Practical and Theoretical Implications
DARE sets a new paradigm for retrieval-augmented LLM agents in data science, particularly for ecosystems with rich, distribution-sensitive tool landscapes like R. The model demonstrates that conditioning on structured data context enables fine-grained discrimination among semantically similar but statistically incompatible functions, substantially reducing failure modes in LLM-driven code synthesis. Its lightweight, plug-and-play design and open-sourced knowledge base (RPKB) position DARE as an enabler for scalable, robust agentic workflows in scientific and industrial computing.

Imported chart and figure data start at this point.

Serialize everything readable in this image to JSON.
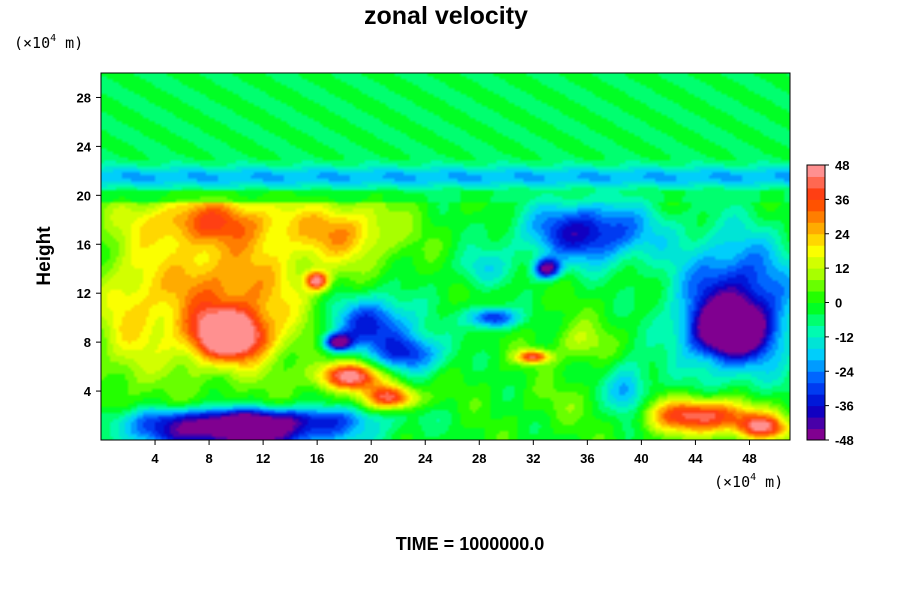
{
  "chart_data": {
    "type": "heatmap",
    "title": "zonal velocity",
    "ylabel": "Height",
    "xlabel": "",
    "unit_base": "(×10",
    "unit_exp": "4",
    "unit_tail": " m)",
    "xlim": [
      0,
      51
    ],
    "ylim": [
      0,
      30
    ],
    "x_ticks": [
      "4",
      "8",
      "12",
      "16",
      "20",
      "24",
      "28",
      "32",
      "36",
      "40",
      "44",
      "48"
    ],
    "y_ticks": [
      "4",
      "8",
      "12",
      "16",
      "20",
      "24",
      "28"
    ],
    "colorbar": {
      "ticks": [
        "48",
        "36",
        "24",
        "12",
        "0",
        "-12",
        "-24",
        "-36",
        "-48"
      ],
      "range": [
        -48,
        48
      ],
      "colors": [
        "#800090",
        "#0000c8",
        "#0050ff",
        "#00ccff",
        "#00ffaa",
        "#00ff00",
        "#a0ff00",
        "#ffff00",
        "#ff9900",
        "#ff3300",
        "#ff9090"
      ]
    },
    "blobs": [
      {
        "x": 9,
        "y": 12,
        "rx": 8,
        "ry": 7,
        "v": 30
      },
      {
        "x": 9.5,
        "y": 8.5,
        "rx": 3.5,
        "ry": 2.5,
        "v": 48
      },
      {
        "x": 8,
        "y": 18,
        "rx": 7,
        "ry": 2.5,
        "v": 26
      },
      {
        "x": 18,
        "y": 17,
        "rx": 5,
        "ry": 3.2,
        "v": 24
      },
      {
        "x": 2,
        "y": 10,
        "rx": 3,
        "ry": 8,
        "v": 12
      },
      {
        "x": 18.5,
        "y": 5.2,
        "rx": 3.2,
        "ry": 1.4,
        "v": 46
      },
      {
        "x": 21.5,
        "y": 3.5,
        "rx": 2.5,
        "ry": 1.2,
        "v": 40
      },
      {
        "x": 16,
        "y": 13,
        "rx": 1.0,
        "ry": 0.9,
        "v": 44
      },
      {
        "x": 20,
        "y": 9.5,
        "rx": 4,
        "ry": 3,
        "v": -34
      },
      {
        "x": 23,
        "y": 7,
        "rx": 3,
        "ry": 2,
        "v": -30
      },
      {
        "x": 17.5,
        "y": 8,
        "rx": 1.3,
        "ry": 0.9,
        "v": -46
      },
      {
        "x": 36,
        "y": 17,
        "rx": 6,
        "ry": 3.2,
        "v": -38
      },
      {
        "x": 33,
        "y": 14,
        "rx": 1.2,
        "ry": 1,
        "v": -46
      },
      {
        "x": 47,
        "y": 11,
        "rx": 5.5,
        "ry": 7,
        "v": -40
      },
      {
        "x": 46.5,
        "y": 9,
        "rx": 3.2,
        "ry": 2.5,
        "v": -48
      },
      {
        "x": 29,
        "y": 10,
        "rx": 2.2,
        "ry": 1.1,
        "v": -36
      },
      {
        "x": 28,
        "y": 14,
        "rx": 2.5,
        "ry": 2,
        "v": -14
      },
      {
        "x": 32,
        "y": 6.8,
        "rx": 1.5,
        "ry": 0.7,
        "v": 40
      },
      {
        "x": 44.5,
        "y": 2,
        "rx": 5,
        "ry": 1.8,
        "v": 46
      },
      {
        "x": 49,
        "y": 1,
        "rx": 2.5,
        "ry": 1.3,
        "v": 38
      },
      {
        "x": 10,
        "y": 0.5,
        "rx": 10,
        "ry": 1.6,
        "v": -48
      },
      {
        "x": 11,
        "y": 1.8,
        "rx": 11,
        "ry": 1.2,
        "v": -34
      },
      {
        "x": 35.5,
        "y": 8,
        "rx": 2.5,
        "ry": 2,
        "v": 12
      },
      {
        "x": 39,
        "y": 4,
        "rx": 2,
        "ry": 3,
        "v": -22
      },
      {
        "x": 26,
        "y": 18,
        "rx": 3,
        "ry": 2,
        "v": 0
      },
      {
        "x": 34,
        "y": 3,
        "rx": 3,
        "ry": 2,
        "v": 4
      }
    ],
    "strato": {
      "v_top": -4,
      "band_y": 21.5,
      "band_v": -16
    }
  },
  "footer": {
    "time_label": "TIME = 1000000.0"
  }
}
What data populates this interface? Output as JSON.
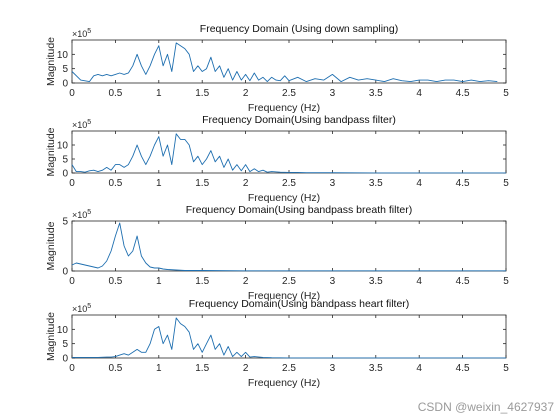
{
  "figure": {
    "watermark": "CSDN @weixin_4627937",
    "line_color": "#1f6fb0",
    "axis_color": "#262626"
  },
  "chart_data": [
    {
      "type": "line",
      "title": "Frequency Domain (Using down sampling)",
      "xlabel": "Frequency (Hz)",
      "ylabel": "Magnitude",
      "exponent_label": "×10^5",
      "xlim": [
        0,
        5
      ],
      "ylim": [
        0,
        15
      ],
      "xticks": [
        0,
        0.5,
        1,
        1.5,
        2,
        2.5,
        3,
        3.5,
        4,
        4.5,
        5
      ],
      "yticks": [
        0,
        5,
        10
      ],
      "grid": false,
      "x": [
        0,
        0.1,
        0.2,
        0.25,
        0.3,
        0.35,
        0.4,
        0.45,
        0.5,
        0.55,
        0.6,
        0.65,
        0.7,
        0.75,
        0.8,
        0.85,
        0.9,
        0.95,
        1.0,
        1.05,
        1.1,
        1.15,
        1.2,
        1.25,
        1.3,
        1.35,
        1.4,
        1.45,
        1.5,
        1.55,
        1.6,
        1.65,
        1.7,
        1.75,
        1.8,
        1.85,
        1.9,
        1.95,
        2.0,
        2.05,
        2.1,
        2.15,
        2.2,
        2.25,
        2.3,
        2.35,
        2.4,
        2.45,
        2.5,
        2.6,
        2.7,
        2.8,
        2.9,
        3.0,
        3.1,
        3.2,
        3.3,
        3.4,
        3.5,
        3.6,
        3.7,
        3.8,
        3.9,
        4.0,
        4.1,
        4.2,
        4.3,
        4.4,
        4.5,
        4.6,
        4.7,
        4.8,
        4.9
      ],
      "values": [
        4,
        1,
        0.5,
        2.5,
        3,
        2.5,
        3,
        2.5,
        3,
        3.5,
        3,
        3.5,
        6,
        10,
        6,
        3,
        6,
        10,
        13,
        6,
        10,
        4,
        14,
        13,
        12,
        10,
        4,
        6,
        4,
        5,
        9,
        4,
        6,
        2,
        5,
        1,
        4,
        1,
        3,
        0.8,
        3.5,
        1,
        2,
        0.5,
        2,
        1,
        0.8,
        2.5,
        0.8,
        2,
        0.5,
        1.5,
        1,
        3,
        0.5,
        2,
        1,
        1.5,
        1,
        0.5,
        1.5,
        0.8,
        0.5,
        1,
        1,
        0.5,
        1,
        1,
        0.5,
        1,
        0.5,
        0.8,
        0.5
      ],
      "series": [
        {
          "values_ref": "values"
        }
      ]
    },
    {
      "type": "line",
      "title": "Frequency Domain(Using bandpass filter)",
      "xlabel": "Frequency (Hz)",
      "ylabel": "Magnitude",
      "exponent_label": "×10^5",
      "xlim": [
        0,
        5
      ],
      "ylim": [
        0,
        15
      ],
      "xticks": [
        0,
        0.5,
        1,
        1.5,
        2,
        2.5,
        3,
        3.5,
        4,
        4.5,
        5
      ],
      "yticks": [
        0,
        5,
        10
      ],
      "grid": false,
      "x": [
        0,
        0.05,
        0.1,
        0.15,
        0.2,
        0.25,
        0.3,
        0.35,
        0.4,
        0.45,
        0.5,
        0.55,
        0.6,
        0.65,
        0.7,
        0.75,
        0.8,
        0.85,
        0.9,
        0.95,
        1.0,
        1.05,
        1.1,
        1.15,
        1.2,
        1.25,
        1.3,
        1.35,
        1.4,
        1.45,
        1.5,
        1.55,
        1.6,
        1.65,
        1.7,
        1.75,
        1.8,
        1.85,
        1.9,
        1.95,
        2.0,
        2.05,
        2.1,
        2.15,
        2.2,
        2.25,
        2.3,
        2.4,
        2.5,
        2.6,
        2.7,
        2.8,
        2.9,
        3.0,
        3.5,
        4.0,
        4.5,
        5.0
      ],
      "values": [
        3,
        0.5,
        0.5,
        0.3,
        0.8,
        1,
        0.5,
        1,
        2,
        1,
        3,
        3,
        2,
        3,
        6,
        10,
        6,
        3,
        6,
        10,
        13,
        6,
        10,
        3,
        14,
        12,
        12,
        10,
        4,
        6,
        3,
        5,
        8,
        4,
        6,
        2,
        5,
        1,
        3,
        0.8,
        3,
        0.5,
        1.5,
        0.5,
        1,
        0.3,
        0.5,
        0.3,
        0.2,
        0.2,
        0.1,
        0.1,
        0.1,
        0.1,
        0.05,
        0.05,
        0.05,
        0.05
      ]
    },
    {
      "type": "line",
      "title": "Frequency Domain(Using bandpass breath filter)",
      "xlabel": "Frequency (Hz)",
      "ylabel": "Magnitude",
      "exponent_label": "×10^5",
      "xlim": [
        0,
        5
      ],
      "ylim": [
        0,
        5
      ],
      "xticks": [
        0,
        0.5,
        1,
        1.5,
        2,
        2.5,
        3,
        3.5,
        4,
        4.5,
        5
      ],
      "yticks": [
        0,
        5
      ],
      "grid": false,
      "x": [
        0,
        0.05,
        0.1,
        0.15,
        0.2,
        0.25,
        0.3,
        0.35,
        0.4,
        0.45,
        0.5,
        0.55,
        0.6,
        0.65,
        0.7,
        0.75,
        0.8,
        0.85,
        0.9,
        0.95,
        1.0,
        1.05,
        1.1,
        1.2,
        1.3,
        1.5,
        2.0,
        3.0,
        4.0,
        5.0
      ],
      "values": [
        0.6,
        0.8,
        0.7,
        0.6,
        0.5,
        0.4,
        0.3,
        0.5,
        1,
        2,
        3.5,
        4.8,
        2.5,
        1.5,
        2,
        3.5,
        1.5,
        0.8,
        0.4,
        0.3,
        0.3,
        0.2,
        0.15,
        0.1,
        0.05,
        0.05,
        0.02,
        0.02,
        0.02,
        0.02
      ]
    },
    {
      "type": "line",
      "title": "Frequency Domain(Using bandpass heart filter)",
      "xlabel": "Frequency (Hz)",
      "ylabel": "Magnitude",
      "exponent_label": "×10^5",
      "xlim": [
        0,
        5
      ],
      "ylim": [
        0,
        15
      ],
      "xticks": [
        0,
        0.5,
        1,
        1.5,
        2,
        2.5,
        3,
        3.5,
        4,
        4.5,
        5
      ],
      "yticks": [
        0,
        5,
        10
      ],
      "grid": false,
      "x": [
        0,
        0.3,
        0.4,
        0.45,
        0.5,
        0.55,
        0.6,
        0.65,
        0.7,
        0.75,
        0.8,
        0.85,
        0.9,
        0.95,
        1.0,
        1.05,
        1.1,
        1.15,
        1.2,
        1.25,
        1.3,
        1.35,
        1.4,
        1.45,
        1.5,
        1.55,
        1.6,
        1.65,
        1.7,
        1.75,
        1.8,
        1.85,
        1.9,
        1.95,
        2.0,
        2.05,
        2.1,
        2.2,
        2.3,
        2.5,
        3.0,
        3.5,
        4.0,
        4.5,
        5.0
      ],
      "values": [
        0.2,
        0.2,
        0.3,
        0.3,
        0.5,
        1,
        1.5,
        1,
        2,
        3,
        2,
        2,
        5,
        10,
        11,
        5,
        8,
        3,
        14,
        12,
        11,
        9,
        3,
        5,
        2,
        5,
        8,
        3,
        5,
        1,
        4,
        0.5,
        2,
        0.5,
        2,
        0.3,
        0.5,
        0.2,
        0.1,
        0.05,
        0.05,
        0.05,
        0.05,
        0.05,
        0.05
      ]
    }
  ]
}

Practically, DARE unlocks decades of accumulated statistical expertise for automated analysis pipelines, supporting use cases in genomics, econometrics, ecology, and clinical research, where R solutions remain the gold standard. Theoretically, the work highlights the inadequacy of general-purpose embedding models for specialized analytical tasks and demonstrates the value of distribution-dependent representation learning for tool selection.
Future Directions
Key directions include expanding RPKB through community engagement, constructing large-scale R-centric corpora to enhance native LLM statistical proficiency, and advancing structured tool learning strategies (e.g., function-level reasoning graphs, memory-based tool selection). Integration of RCodingAgent into modular mixture-of-experts frameworks is also proposed, to scale analytical coverage across languages and domains.
Conclusion
DARE represents a significant advance in aligning LLM-based agents with the R statistical ecosystem through distribution-aware retrieval. Its empirical superiority, efficiency, and practical effectiveness in downstream R workflows underscore the necessity of embedding domain-specific statistical logic into retrieval and agentic systems. Future efforts are expected to further bridge the automation gap in statistical computing, fostering more reliable, context-sensitive agentic data science solutions (2603.04743).